Differential interferometry of close binary of supermassive black holes in an elliptical configuration

Abstract

The Very Large Telescope Interferometer (VLTI), and the Extremely Large Telescope (ELT) will be a robust astrophysics suite offering the opportunity of probing the structure and dynamics of CB-SMBH at high spectral and angular resolution. Here, we explore and illustrate the application of differential interferometry on unresolved the CB-SMBH systems in elliptical orbital configurations and a single SMBH with clouds in elliptical orbital motion. Photocenter displacements between each SMBH and regions in their disc-like broad line regions (BLR) appear as small interferometric differential phase variability. To investigate the application of interferometric phases for the detection of CB-SMBH systems, we simulate a series of differential interferometry signatures, based on our model comprising ensembles of clouds surrounding each of supermassive black hole in a CB-SMBH. Setting model to the parameters of a single SMBH with elliptical cloud motion, we also calculated a series of differential interferometry observables for this case.
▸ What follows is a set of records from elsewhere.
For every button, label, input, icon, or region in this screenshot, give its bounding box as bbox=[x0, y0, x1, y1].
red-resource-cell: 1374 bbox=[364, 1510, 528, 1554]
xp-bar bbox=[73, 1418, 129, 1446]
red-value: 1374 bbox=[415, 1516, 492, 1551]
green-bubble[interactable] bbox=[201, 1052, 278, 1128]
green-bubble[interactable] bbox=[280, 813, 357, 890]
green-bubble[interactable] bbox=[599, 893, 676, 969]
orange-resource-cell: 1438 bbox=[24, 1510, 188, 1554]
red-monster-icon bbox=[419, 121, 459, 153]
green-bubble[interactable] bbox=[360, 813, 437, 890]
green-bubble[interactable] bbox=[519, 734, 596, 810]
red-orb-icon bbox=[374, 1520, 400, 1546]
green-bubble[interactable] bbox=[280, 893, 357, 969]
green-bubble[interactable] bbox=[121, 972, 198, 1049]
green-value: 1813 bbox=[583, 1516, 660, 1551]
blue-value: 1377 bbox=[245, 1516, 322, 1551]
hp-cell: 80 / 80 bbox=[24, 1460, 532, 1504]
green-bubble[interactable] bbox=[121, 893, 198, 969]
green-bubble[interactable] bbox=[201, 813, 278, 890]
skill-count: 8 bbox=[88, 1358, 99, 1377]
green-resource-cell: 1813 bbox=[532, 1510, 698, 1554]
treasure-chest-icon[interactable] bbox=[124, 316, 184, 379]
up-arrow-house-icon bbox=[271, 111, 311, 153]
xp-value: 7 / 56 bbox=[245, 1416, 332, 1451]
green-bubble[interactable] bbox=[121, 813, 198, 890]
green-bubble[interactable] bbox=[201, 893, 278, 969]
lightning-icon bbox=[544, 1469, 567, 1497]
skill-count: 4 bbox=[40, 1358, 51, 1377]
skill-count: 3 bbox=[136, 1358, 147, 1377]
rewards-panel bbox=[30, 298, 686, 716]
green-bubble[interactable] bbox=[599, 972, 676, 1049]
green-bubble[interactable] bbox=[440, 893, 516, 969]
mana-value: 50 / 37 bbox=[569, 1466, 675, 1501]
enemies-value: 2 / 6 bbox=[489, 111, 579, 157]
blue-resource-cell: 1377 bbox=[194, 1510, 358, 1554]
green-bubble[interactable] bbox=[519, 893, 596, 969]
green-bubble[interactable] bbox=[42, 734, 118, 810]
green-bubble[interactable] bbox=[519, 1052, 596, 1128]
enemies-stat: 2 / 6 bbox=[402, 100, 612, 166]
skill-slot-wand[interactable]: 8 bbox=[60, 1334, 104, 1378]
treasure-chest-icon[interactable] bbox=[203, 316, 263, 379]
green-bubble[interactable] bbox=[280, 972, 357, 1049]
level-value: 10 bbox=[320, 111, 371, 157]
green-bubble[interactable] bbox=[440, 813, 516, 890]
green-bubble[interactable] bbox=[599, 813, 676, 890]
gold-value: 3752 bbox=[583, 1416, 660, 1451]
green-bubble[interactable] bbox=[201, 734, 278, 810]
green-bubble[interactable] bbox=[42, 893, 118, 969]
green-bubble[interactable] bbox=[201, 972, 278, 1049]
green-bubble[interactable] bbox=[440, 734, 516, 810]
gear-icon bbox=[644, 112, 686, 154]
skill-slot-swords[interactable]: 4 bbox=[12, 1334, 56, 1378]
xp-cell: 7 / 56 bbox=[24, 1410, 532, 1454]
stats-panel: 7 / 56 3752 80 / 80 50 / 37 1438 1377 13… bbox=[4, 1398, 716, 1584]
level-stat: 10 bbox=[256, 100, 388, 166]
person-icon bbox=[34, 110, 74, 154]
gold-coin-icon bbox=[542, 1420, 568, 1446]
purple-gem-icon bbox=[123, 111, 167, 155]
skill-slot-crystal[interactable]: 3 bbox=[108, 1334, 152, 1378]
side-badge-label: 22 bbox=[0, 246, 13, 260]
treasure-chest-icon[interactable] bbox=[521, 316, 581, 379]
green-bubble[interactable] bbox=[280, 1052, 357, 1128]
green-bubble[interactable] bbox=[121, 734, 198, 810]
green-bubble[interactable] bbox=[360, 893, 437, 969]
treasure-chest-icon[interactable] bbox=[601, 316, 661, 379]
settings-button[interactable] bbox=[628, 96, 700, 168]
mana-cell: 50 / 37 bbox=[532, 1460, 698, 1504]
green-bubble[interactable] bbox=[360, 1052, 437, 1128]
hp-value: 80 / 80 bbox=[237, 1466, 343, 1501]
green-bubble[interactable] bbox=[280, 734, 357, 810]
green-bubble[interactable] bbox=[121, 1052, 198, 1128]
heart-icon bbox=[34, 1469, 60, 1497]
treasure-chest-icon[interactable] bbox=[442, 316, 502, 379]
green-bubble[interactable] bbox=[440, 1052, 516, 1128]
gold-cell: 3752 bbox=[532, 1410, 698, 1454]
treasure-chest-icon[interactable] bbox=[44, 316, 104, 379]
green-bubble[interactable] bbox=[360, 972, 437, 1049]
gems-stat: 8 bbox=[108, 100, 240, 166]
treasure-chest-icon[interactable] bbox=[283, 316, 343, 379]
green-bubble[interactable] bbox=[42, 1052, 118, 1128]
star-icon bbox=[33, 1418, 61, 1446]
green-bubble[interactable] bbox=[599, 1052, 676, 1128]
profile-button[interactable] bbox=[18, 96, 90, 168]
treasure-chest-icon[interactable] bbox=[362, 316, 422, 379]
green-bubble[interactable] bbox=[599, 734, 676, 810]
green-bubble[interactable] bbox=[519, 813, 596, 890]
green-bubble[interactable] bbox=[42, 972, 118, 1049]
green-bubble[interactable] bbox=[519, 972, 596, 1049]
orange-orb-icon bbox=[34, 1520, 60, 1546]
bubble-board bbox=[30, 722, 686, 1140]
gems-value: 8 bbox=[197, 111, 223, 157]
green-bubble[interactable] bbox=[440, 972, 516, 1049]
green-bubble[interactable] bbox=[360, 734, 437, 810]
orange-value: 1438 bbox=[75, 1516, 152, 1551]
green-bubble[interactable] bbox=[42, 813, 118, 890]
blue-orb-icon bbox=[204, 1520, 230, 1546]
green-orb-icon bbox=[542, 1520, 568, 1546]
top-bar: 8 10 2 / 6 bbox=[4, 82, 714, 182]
We found various deviations from the canonical S-shaped of CB-SMBH phases profile for elliptically configured CB-SMBH systems. The amplitude and specific shape of the interferometry observables depend on orbital configurations of the CB-SMBH system. We get distinctive results when considering antialigned angular momenta of cloud orbits regarding total CB-SMBH angular momentum. Some simulated spectral lines from our model closely resemble observations of Pa α line got from near-infrared AGN surveys. We found differences between differential phases zoo of a single SMBH and CB-SMBH systems. The differential phases zoo for a single SMBH comprises deformed S shape. We also showed how their differential phase shape, amplitude, and slope evolve with various sets of cloud orbital parameters and observer position.